Kooperatif mencakup suatu kelompok kecil siswa yang bekerja sebagai sebuah tim untuk menyelesaikan sebuah masalah, menyelesaikan suatu tugas atau mengerjakan sesuatu untuk mencapai tujuan bersama. Tidaklah cukup menunjukkan sebuah kooperatif jika para siswa duduk bersama di dalam kelompok-kelompok kecil tetapi menyelesaikan masalah secara sendiri-sendiri. Bukanlah kooperatif jika para siswa duduk bersama dalam kelompok-kelompok kecil dan mempersilahkan salah seorang di antaranya untuk menyelesaikan seluruh pekerjaan kelompok. Kooperatif menekankan pada kehadiran teman sebaya yang berinteraksi antar sesamanya sebagai sebuah tim dalam menyelesaikan atau membahas suatu masalah atau tugas.
Pembelajaran kooperatif dicirikan oleh struktur tugas, tujuan, dan penghargaan, kooperatif. Siswa yang bekerja dalam situasi pembelajaran kooperatif didorong dan atau dikehendaki untuk bekerja sama pada suatu tugas bersama dan mereka harus mengoordinasikan usahanya untuk menyelesaikan tugasnya. Dalam penerapan pembelajaran kooperatif, dua atau lebih individu saling tergantung satu sama lain untuk mencapai satu penghargaan bersama. Mereka akan berbagi penghargaan tersebut seandainya mereka berhasil sebagai kelompok.
Unsur-unsur dasar pembelajaran kooperatif adalah sebagai berikut:
1)      Siswa dalam kelompoknya haruslah beranggapan bahwa mereka sehidup sepenanggungan bersama.
2)      Siswa bertanggung jawab atas segala sesuatu di dalam kelompoknya, seperti milik mereka sendiri.

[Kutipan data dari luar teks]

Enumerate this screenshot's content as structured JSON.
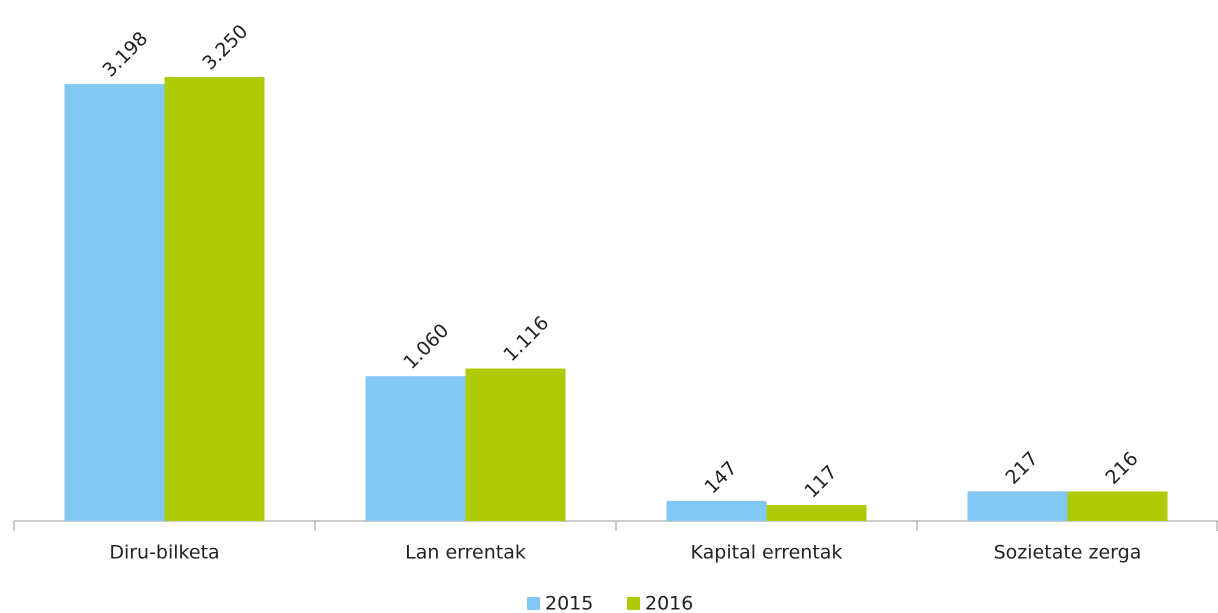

3)      Siswa haruslah melihat bahwa semua anggota di dalam kelompoknya memiliki tujuan yang sama.
4)      Siswa haruslah membagi tugas dan tanggung jawab yang sama di antara anggota kelompoknya.
5)      Siswa akan dikenakan evaluasi atau diberikan hadiah /penghargaan yang juga akan dikenakan untuk semua anggota kelompok.
6)      Siswa berbagi kepemimpinan dan mereka membutuhkan keterampilan untuk belajar bersama selama proses belajarnya.
7)      Siswa diminta mempertanggungjawabkan secara individual materi yang ditangani dalam kelompok kooperatif.
Pembelajaran kooperatif memberikan keuntungan baik pada siswa kelompok bawah maupun kelompok atas kerja bersama menyelesaikan tugas-tugas akademik, siswa kelompok atas akan menjadi tutor bagi siswa kelompok bawah, jadi memperoleh bantuan khusus dari teman sebaya, yang memiliki orientasi dan bahasa yang sama. Dalam proses tutorial ini, siswa kelompok atas akan meningkat kemampuan akademiknya karena memberi pelayanan sebagai tutor membutuhkan pemikiran lebih dalam tentang hubungan ide-ide yang terdapat di dalam materi tertentu. Tujuan penting lain dari pembelajaran kooperatif adalah untuk mengajarkan kepada siswa keterampilan kerja sama dan kolaborasi.
Terdapat enam langkah utama atau tahapan didalam pelajaran yang menggunakan pembelajaran kooperatif, pelajaran dimulai dengan guru menyampaikan tujuan pelajaran dan memotivasi siswa untuk belajar. Fase ini diikuti oleh penyampaian informasi, sering kali dengan bahan bacaan daripada secara verbal. Selanjutnya, siswa dikelompokkan ke dalam tim-tim belajar. Tahap ini diikuti bimbingan guru pada saat siswa bekerja bersama untuk menyelesaikan tugas bersama mereka. Fase terakhir pembelajaran kooperatif meliputi presentasi hasil akhir kerja kelompok, atau evaluasi tentang apa yang telah mereka pelajari dan memberi penghargaan terhadap usaha-usaha kelompok maupun individu.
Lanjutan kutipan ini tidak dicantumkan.